He was a strange boy; the kind your southern baptist parents warned you to steer clear of.
His clothing was all black. Baggy. He wore his wallet on a chain. His hair was dyed. And long. And blonde.
He painted his nails.
In the morning, as I would stand, waiting, for that big yellow petri dish of judgement to pull up to the top of the hill, I was painfully aware of my braces, of whether or not my hair and outfit were acceptable, of whether anyone would notice that I was terrified, or that I lugged a mountain of insecurities around in my off-brand backpack.
I never saw him.
But he was watching me.
I don't remember how it happened, all I remember is the lasting effect.

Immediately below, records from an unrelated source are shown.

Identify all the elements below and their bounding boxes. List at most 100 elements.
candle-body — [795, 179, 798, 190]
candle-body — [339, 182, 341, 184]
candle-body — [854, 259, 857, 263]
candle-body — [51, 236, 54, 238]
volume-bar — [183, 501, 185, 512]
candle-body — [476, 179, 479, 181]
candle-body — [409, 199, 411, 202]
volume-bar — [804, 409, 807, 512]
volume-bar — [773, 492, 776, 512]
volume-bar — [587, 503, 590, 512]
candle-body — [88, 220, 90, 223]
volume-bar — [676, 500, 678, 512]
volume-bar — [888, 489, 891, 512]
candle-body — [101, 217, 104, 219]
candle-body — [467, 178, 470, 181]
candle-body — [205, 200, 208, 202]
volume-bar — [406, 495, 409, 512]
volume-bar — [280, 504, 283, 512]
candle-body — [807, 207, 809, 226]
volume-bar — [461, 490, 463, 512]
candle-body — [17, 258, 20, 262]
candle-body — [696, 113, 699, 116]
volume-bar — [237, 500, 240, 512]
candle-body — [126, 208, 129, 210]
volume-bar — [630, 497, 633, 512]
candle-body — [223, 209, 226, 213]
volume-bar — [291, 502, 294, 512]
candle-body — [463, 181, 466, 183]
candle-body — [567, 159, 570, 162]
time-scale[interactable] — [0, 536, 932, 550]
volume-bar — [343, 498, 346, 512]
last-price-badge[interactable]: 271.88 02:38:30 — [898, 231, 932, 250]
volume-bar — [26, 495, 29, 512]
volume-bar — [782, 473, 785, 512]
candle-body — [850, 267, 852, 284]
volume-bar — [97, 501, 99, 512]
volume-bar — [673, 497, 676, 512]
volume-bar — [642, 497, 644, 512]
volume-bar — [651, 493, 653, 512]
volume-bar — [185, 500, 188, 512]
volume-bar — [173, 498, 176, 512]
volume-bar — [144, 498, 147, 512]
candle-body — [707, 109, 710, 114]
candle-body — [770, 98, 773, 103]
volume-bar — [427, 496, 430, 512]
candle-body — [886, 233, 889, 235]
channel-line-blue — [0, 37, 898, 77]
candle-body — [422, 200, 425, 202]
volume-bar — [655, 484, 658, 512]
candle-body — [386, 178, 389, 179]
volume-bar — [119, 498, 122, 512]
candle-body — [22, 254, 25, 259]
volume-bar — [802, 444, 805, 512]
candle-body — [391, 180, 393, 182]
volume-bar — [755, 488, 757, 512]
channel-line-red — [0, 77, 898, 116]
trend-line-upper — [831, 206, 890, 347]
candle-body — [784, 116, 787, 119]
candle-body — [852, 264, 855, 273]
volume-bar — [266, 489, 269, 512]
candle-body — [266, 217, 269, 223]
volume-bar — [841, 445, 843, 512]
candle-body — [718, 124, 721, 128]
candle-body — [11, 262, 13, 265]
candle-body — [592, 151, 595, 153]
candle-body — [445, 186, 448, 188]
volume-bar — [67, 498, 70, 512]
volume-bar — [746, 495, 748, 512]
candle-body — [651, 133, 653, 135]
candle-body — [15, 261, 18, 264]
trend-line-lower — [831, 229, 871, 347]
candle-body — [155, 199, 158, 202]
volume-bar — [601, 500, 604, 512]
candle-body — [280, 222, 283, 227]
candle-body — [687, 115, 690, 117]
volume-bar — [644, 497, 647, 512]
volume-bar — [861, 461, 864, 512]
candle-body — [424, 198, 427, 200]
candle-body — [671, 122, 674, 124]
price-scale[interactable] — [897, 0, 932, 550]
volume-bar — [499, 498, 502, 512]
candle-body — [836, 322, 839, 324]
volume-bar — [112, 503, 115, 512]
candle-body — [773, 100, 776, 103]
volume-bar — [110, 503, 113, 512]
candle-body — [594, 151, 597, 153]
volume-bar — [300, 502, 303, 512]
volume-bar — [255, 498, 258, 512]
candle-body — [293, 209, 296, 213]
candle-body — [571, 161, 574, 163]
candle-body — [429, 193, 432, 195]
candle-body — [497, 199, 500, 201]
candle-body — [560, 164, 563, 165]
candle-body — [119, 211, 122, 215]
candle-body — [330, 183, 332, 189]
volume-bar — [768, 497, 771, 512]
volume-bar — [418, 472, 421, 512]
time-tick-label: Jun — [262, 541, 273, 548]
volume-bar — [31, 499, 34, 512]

The invisible outcast from up the street--how he spoke to me. How he told me I was beautiful. How he gave me a white envelope marked with black letters--a high school boy's scrawled handwriting.
How I was afraid to read them, as they were from a band banned from the pillar of the pulpit. How my hand shook when I took them home. How I cried when I began to read.
"I still recall the taste of your tears. Echoing your voice just like the ringing in my ears. My favorite dreams of you still wash ashore. Scraping through my head 'til I don't wanna sleep. Anymore."...
I do not know what moved me most--that I had been seen through my veneer or that I had failed to see the one person who even bothered looking... But as the words unfolded like the paper on which they had been written, I felt my tiny world expand.
I would no longer accept the things I was told by those who claimed to know better. I would no longer forgo forbidden experiences because of the censorship of those who feared all that was and is "different."
I was different.
Barett Eben Lawrence was different.
And he, like the forbidden words, was beautiful.